O panorama jurídico chinês dedicado à proteção de dados e à privacidade é complexo. Isso porque, assim como ocorre com a lei brasileira sobre o tema, a PIPL deve ser entendida e interpretada como parte de um sistema, e não como uma lei isolada. Ela representa apenas o mais recente diploma legal de um conjunto de leis e normas estabelecidas pelo governo chinês para contribuir com a segurança de seu povo. Logo, ao se tratar de informações pessoais na China, deve-se garantir a concomitante observância de outros diplomas, que poderão ser aplicados em praticamente todos os cenários, como o Código Civil e a Constituição.
Desde os primórdios do advento das novas tecnologias, as relações e conexões entre as pessoas e entre pessoas e coisas se modificaram expansivamente e deram origem a uma hipercomplexidade dos conflitos sociais contemporâneos [1]. Esses dissensos, por sua vez, começaram a desencadear implicações jurídicas novas e dificultosas, tais como aquelas que envolvem o tratamento e a transferência de dados e informações pessoais em alto grau.
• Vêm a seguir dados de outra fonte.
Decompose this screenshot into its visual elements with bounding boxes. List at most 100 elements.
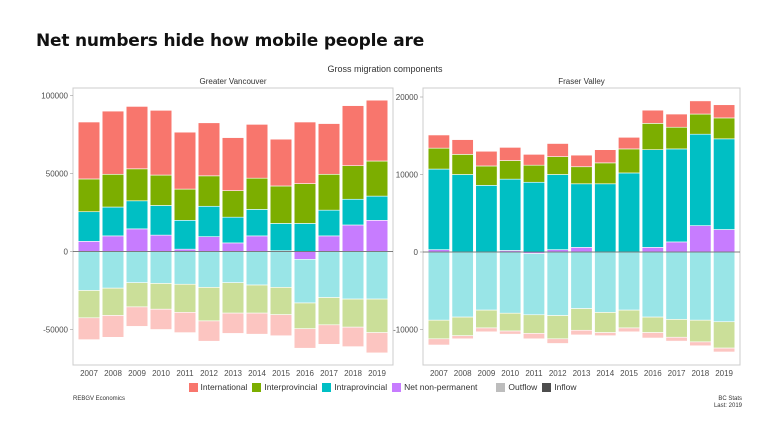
bar-segment-outflow xyxy=(427,251,450,321)
bar-segment-outflow xyxy=(713,347,736,353)
bar-segment-inflow xyxy=(451,174,474,253)
bar-segment-inflow xyxy=(641,247,664,253)
bar-segment-outflow xyxy=(499,312,522,332)
y-tick-label: 0 xyxy=(414,248,419,257)
legend-label: Inflow xyxy=(554,382,577,392)
bar-segment-outflow xyxy=(269,287,293,315)
bar-segment-outflow xyxy=(317,324,341,345)
data-source-date: Last: 2019 xyxy=(713,403,742,409)
bar-segment-inflow xyxy=(149,174,173,206)
bar-segment-inflow xyxy=(245,235,269,252)
bar-segment-outflow xyxy=(365,298,389,333)
bar-segment-outflow xyxy=(689,319,712,343)
bar-segment-inflow xyxy=(293,223,317,252)
bar-segment-outflow xyxy=(475,251,498,311)
legend-swatch xyxy=(188,382,198,392)
bar-segment-inflow xyxy=(221,216,245,244)
bar-segment-inflow xyxy=(341,224,365,252)
bar-segment-inflow xyxy=(245,177,269,210)
x-tick-label: 2015 xyxy=(620,369,638,378)
x-tick-label: 2016 xyxy=(296,369,314,378)
bar-segment-outflow xyxy=(269,314,293,337)
bar-segment-inflow xyxy=(101,206,125,237)
bar-segment-inflow xyxy=(317,235,341,252)
bar-segment-inflow xyxy=(570,166,593,185)
bar-segment-outflow xyxy=(245,312,269,335)
bar-segment-inflow xyxy=(77,241,101,252)
source-credit: REBGV Economics xyxy=(73,396,126,402)
bar-segment-inflow xyxy=(546,156,569,175)
panel-title: Fraser Valley xyxy=(558,77,605,86)
bar-segment-inflow xyxy=(245,124,269,179)
bar-segment-inflow xyxy=(570,247,593,253)
bar-segment-inflow xyxy=(365,99,389,162)
bar-segment-inflow xyxy=(101,173,125,208)
bar-segment-outflow xyxy=(499,330,522,335)
bar-segment-inflow xyxy=(641,109,664,124)
bar-segment-outflow xyxy=(594,312,617,333)
x-tick-label: 2017 xyxy=(320,369,338,378)
bar-segment-inflow xyxy=(713,138,736,230)
bar-segment-inflow xyxy=(475,165,498,186)
bar-segment-outflow xyxy=(522,253,545,316)
bar-segment-inflow xyxy=(594,162,617,185)
bar-segment-inflow xyxy=(269,138,293,187)
bar-segment-outflow xyxy=(341,251,365,300)
bar-segment-outflow xyxy=(293,258,317,304)
bar-segment-inflow xyxy=(365,220,389,252)
bar-segment-inflow xyxy=(618,148,641,174)
bar-segment-outflow xyxy=(221,282,245,314)
legend: International Interprovincial Intraprovi… xyxy=(0,382,770,392)
bar-segment-outflow xyxy=(665,319,688,338)
x-tick-label: 2013 xyxy=(573,369,591,378)
x-tick-label: 2018 xyxy=(344,369,362,378)
bar-segment-inflow xyxy=(475,185,498,253)
bar-segment-inflow xyxy=(365,160,389,197)
x-tick-label: 2014 xyxy=(596,369,614,378)
bar-segment-inflow xyxy=(173,131,197,190)
bar-segment-outflow xyxy=(594,332,617,337)
x-tick-label: 2008 xyxy=(104,369,122,378)
bar-segment-outflow xyxy=(427,338,450,346)
bar-segment-outflow xyxy=(546,315,569,340)
bar-segment-inflow xyxy=(317,209,341,237)
bar-segment-outflow xyxy=(689,341,712,347)
legend-label: Net non-permanent xyxy=(404,382,478,392)
x-tick-label: 2011 xyxy=(525,369,543,378)
bar-segment-outflow xyxy=(245,251,269,286)
x-tick-label: 2019 xyxy=(715,369,733,378)
bar-segment-outflow xyxy=(197,320,221,342)
x-tick-label: 2010 xyxy=(152,369,170,378)
legend-item-intraprovincial: Intraprovincial xyxy=(322,382,387,392)
x-tick-label: 2019 xyxy=(368,369,386,378)
bar-segment-inflow xyxy=(689,225,712,253)
x-tick-label: 2017 xyxy=(668,369,686,378)
bar-segment-inflow xyxy=(77,211,101,242)
bar-segment-inflow xyxy=(427,147,450,170)
bar-segment-outflow xyxy=(641,251,664,318)
y-tick-label: -10000 xyxy=(393,326,418,335)
x-tick-label: 2007 xyxy=(430,369,448,378)
bar-segment-outflow xyxy=(341,326,365,347)
bar-segment-inflow xyxy=(365,195,389,221)
bar-segment-inflow xyxy=(665,126,688,150)
bar-segment-inflow xyxy=(197,236,221,252)
legend-label: International xyxy=(200,382,248,392)
bar-segment-outflow xyxy=(125,282,149,308)
bar-segment-outflow xyxy=(641,316,664,333)
bar-segment-outflow xyxy=(149,283,173,310)
y-tick-label: 100000 xyxy=(41,92,68,101)
bar-segment-inflow xyxy=(317,123,341,175)
bar-segment-outflow xyxy=(427,319,450,340)
bar-segment-inflow xyxy=(197,122,221,177)
bar-segment-inflow xyxy=(522,181,545,253)
bar-segment-outflow xyxy=(317,297,341,326)
bar-segment-inflow xyxy=(499,178,522,251)
bar-segment-inflow xyxy=(522,154,545,166)
x-tick-label: 2007 xyxy=(80,369,98,378)
bar-segment-inflow xyxy=(149,234,173,252)
bar-segment-outflow xyxy=(665,251,688,320)
bar-segment-inflow xyxy=(546,143,569,157)
x-tick-label: 2010 xyxy=(501,369,519,378)
x-tick-label: 2012 xyxy=(549,369,567,378)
Diante dessa era digital, não podia ser outra a posição adotada pelo legislador chinês: ao passo que se desenvolve uma sociedade hiperconectada e com um fluxo de informações gigantesco, há a evolução do Direito, justamente, para abarcar essas inovações.
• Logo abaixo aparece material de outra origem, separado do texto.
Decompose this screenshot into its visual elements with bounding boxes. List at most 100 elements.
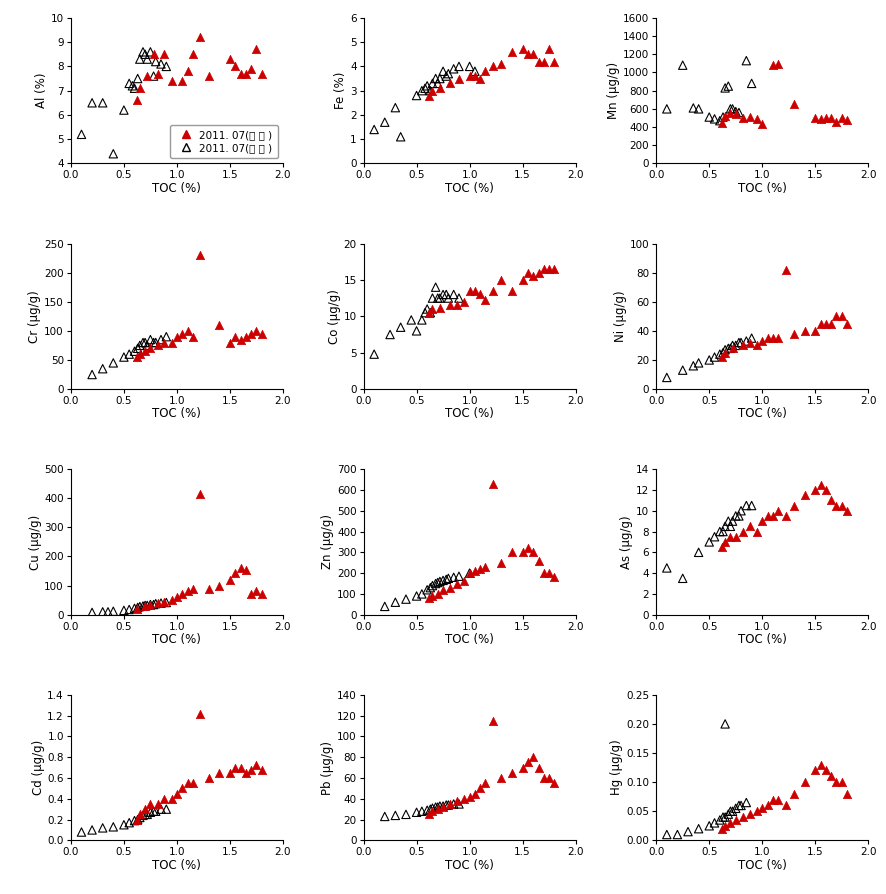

A PIPL, em sua especificidade, assume um importantíssimo papel jurídico, visto que a intenção do Congresso chinês, com sua redação, foi a de tornar gerais todas as questões sobre informações pessoais na região. Por esse motivo, desde o momento em que a lei passou a produzir os seus efeitos, a China tornou-se um dos países com maior rigor e regulamentação na esfera de proteção dos dados pessoais.
Em síntese, a lei apresenta muitas similitudes com as leis de proteção de dados de outros países, tais como a Lei Geral de Proteção de Dados (LGPD) e a General Data Protection Regulation (GDPR). Nesse sentido, por exemplo, é possível observar a existência de um diálogo maior entre os princípios norteadores, as atividades de tratamento e a preocupação com os interesses genuínos dos indivíduos. Em contrapartida, enquanto as legislações brasileira e europeia abordam a privacidade como algo central de seus textos, a PIPL não trata diretamente sobre ela, uma vez que, para a legislação chinesa, a privacidade (隐私) tem um conceito apartado [2].
A PIPL se distingue das leis estrangeiras também no que concerne às suas singularidades a respeito da segurança nacional, especialmente em relação à localização e à transferência internacional de dados pessoais [3]. Essa rigidez quanto às transferências de dados transfronteiriças é notória, uma vez que a escolha do legislador foi a de permitir que agentes de tratamento que atuam no país possam transferir internacionalmente dados pessoais em determinadas circunstâncias apenas se passarem por uma avaliação de segurança por um departamento governamental, sendo este a Administração do Ciberespaço da China (CAC, da sigla em inglês).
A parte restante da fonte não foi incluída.